Aging of the rigid PU foam at the temperatures of 40 and 80 °C in the air and seawater for a period of 10 weeks caused changes in the visual appearance, morphology and selected physicochemical as well as mechanical properties. Aging at 80 °C resulted in a sample yellowing, while aging at 40 °C did not bring noticeable color changes. Aging at both temperatures caused deterioration of foam morphology. Its homogeneity decreased due to the cracking of cell edges and ribs. Glass transition temperature increased due to the increasing crosslink density resulting from the post-polymerization and/or formation of hydrogen bonds. The temperature had a much stronger effect on Tg than the environment and time. Just after 2 weeks of aging, the Tg values increased and achieved a certain level, specific for the particular aging conditions: temperature and environment. The minimum shift of the Tg was observed for the samples aged at 40 °C in the air, which corresponded to a 6% increase in the relation to the Tg of original sample. Greater shifts in Tg were observed for samples heated at 80 °C, which corresponded to an almost twofold increases. Water absorption also increased due to aging. Samples aged at 80 °C showed higher WS values than those aged at 40 °C. The WS values after 10 weeks of aging were, respectively, 25 and 15% greater than that shown by the starting foam. These increases can be attributed to the partial cell opening in aged samples. As the PU macrochains have greater mobility in the viscoelastic state than in the glassy state, the water migration was easier at 80 °C.

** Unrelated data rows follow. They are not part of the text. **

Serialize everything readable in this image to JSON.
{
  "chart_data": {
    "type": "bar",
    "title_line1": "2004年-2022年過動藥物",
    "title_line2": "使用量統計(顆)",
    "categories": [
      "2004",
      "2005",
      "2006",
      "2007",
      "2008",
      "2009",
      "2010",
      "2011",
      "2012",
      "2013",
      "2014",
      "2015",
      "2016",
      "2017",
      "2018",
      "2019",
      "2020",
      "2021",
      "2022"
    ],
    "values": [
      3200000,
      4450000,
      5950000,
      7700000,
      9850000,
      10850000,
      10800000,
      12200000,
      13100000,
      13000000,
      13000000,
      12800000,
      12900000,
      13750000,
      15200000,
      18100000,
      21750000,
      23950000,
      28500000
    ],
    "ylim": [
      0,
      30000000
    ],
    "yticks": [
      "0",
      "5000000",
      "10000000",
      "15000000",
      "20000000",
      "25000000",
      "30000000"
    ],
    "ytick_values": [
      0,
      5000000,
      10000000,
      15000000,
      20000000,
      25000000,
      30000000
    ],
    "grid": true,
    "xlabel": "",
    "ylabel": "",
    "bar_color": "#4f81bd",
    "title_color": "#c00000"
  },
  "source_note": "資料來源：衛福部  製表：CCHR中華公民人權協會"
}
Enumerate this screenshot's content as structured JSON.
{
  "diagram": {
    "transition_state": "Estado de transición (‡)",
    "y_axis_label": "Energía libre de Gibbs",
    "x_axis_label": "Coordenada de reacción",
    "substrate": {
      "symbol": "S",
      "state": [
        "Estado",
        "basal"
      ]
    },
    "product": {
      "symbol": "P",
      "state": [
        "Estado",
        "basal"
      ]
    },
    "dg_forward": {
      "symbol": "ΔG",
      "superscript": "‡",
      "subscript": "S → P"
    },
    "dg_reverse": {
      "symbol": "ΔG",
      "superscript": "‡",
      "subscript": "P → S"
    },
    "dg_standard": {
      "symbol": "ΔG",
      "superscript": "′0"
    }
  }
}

The flexural strength and compressive strength showed a decreasing tendency with aging time. The maximum shift of flexural strength from 436 to 345 kPa was observed after 8 weeks of aging in the air at 80 °C. The maximum shift of compressive strength from 284 to 158 kPa was observed after 4 weeks of aging in seawater at 80 °C. These decreases can be assigned to the degradation of the porous morphology. On the other hand, aging caused an increase in the tensile strength, probably due to the increase in the physical crosslink density. The starting material was characterized by the tensile strength of 413 kPa. Its highest value was of 608 kPa, and it was observed after 6 weeks of aging in the air at 80 °C. The changes in modulus were statistically insignificant and its average value was of 4.0 MPa.